During the 2006-2007 school year, Warren’s students engaged in a business exchange with the Anchorage Convention and Visitors Bureau by publishing a brochure titled, “Geocaching in Anchorage,” that can be found at prime geocaching destinations such as the ACVB Log Cabin in downtown Anchorage, and the Eagle River Nature Center. Students also create college-level maps, and CDs, DVDs and podcasts that teach both kids and adults about GPS technology.

 

Summer and Winter, Day and Night

While some cachers put their GPS on the shelf during winter, others see caching as a reason to get outside when temperatures drop.

“Normally, I’d be inside right now,” said Mike Hilliard of Eagle River, walking through the snow on the Tank Trail in Anchorage with his wife, Jessy. “We have some days where we’re walking 14 to 15 miles in the snow. There’s no way I would do that if not for geocaching.”

The couple created a night cache—one that searchers can locate only in the dark—in November 2008.

“We’ve always felt that caches should be winter accessible,” Mike said.

As the sun began to set, Jessy stood at the starting coordinates while Mike walked ahead, piercing spruce trees with reflectors the size of thumbtacks positioned high enough to avoid snow cover. Jessy followed, testing each reflector’s location with her flashlight to make sure it was visible. The couple repeated the process until they reached the final coordinates, located off trail to make sure that muggles—non-geocachers—wouldn’t stumble across it by accident. 

The sky was dark by the time they reached the hiding place for their cache. There they placed two swans, molded in ice, beak to beak under the canopy of roots beneath a fallen tree. A tiny logbook, requiring tweezers to remove, was inside a small tunnel drilled into the tail of one swan. Inside the other tail was a nonactivated micro coin—a form of geocaching swag that is traceable on the geocaching Web site. Acquired by shattering the swan, it was be the prize of the first person to find the cache they named “A Tale of Two Swans.”
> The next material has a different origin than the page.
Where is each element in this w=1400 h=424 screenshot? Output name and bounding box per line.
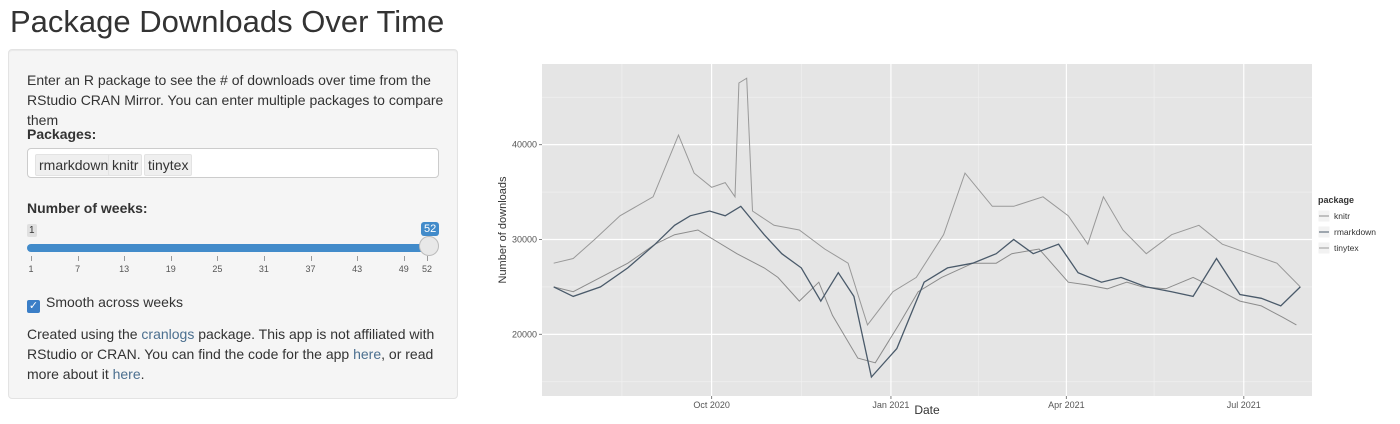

After it snowed again, covering their tracks, they posted the starting coordinates of the cache online so that others could follow the reflectors to the swans beneath the stars.

 

Travel the World

Geocaching can also be a way to see the world. Many cachers have thrown out their travel guides, relying on local caches and cachers to introduce them to an unfamiliar area.

Seattle cacher Jim Pidde held a geocaching competition in 2005, giving eight winners a free ticket to Alaska. Although he doesn’t host a competition anymore, Pidde still brings Seattle cachers to Alaska every year during the annual Geocache Alaska Christmas Party event.

“I like introducing people to Alaska,” Pidde said. “There is a mystique, wild beauty about it that most people don’t get to see.”

Cathy Hornback from Kent, Wash. was lucky enough to win a ticket during Pidde’s contest. Now she visits annually with the Seattle group. A big smile stretches across Hornback’s face when she recalls the first year she visited.

“We were running around like kids for five days, sleeping-slumber party style each night at another person’s house,” she said.

Hornback remembers the generosity of the Alaska geocaching community, called GeoAK! Alaska geocachers were excited to share their stories and their state with visitors and fellow geocaching enthusiasts from the Lower 48.

“People here are wonderful,” Hornback said. “They had an event for us here and 50 people came.”

Pidde also believes the Alaska geocache community is special, which is why he brought Jenn Seva and Raine Lightner from Groundspeak, the Seattle company behind www.geocaching.com, to the 2008 event.

Given the relaxed and excited atmosphere in the room, outsiders would find it hard to believe that most attendees hadn’t met before. Toward the end of the festivities, Seva stood up to address the audience, but her voice cracked and she excused herself for tearing up.

“Some communities are not as warm as you are,” she said. “I personally want to thank you for showing us a good time.”

Then she joked, “I’ve never been to an event in snow pants before and I want to thank GeoAK! for that.”

 

Serine Halverson is associate editor of Alaska magazine.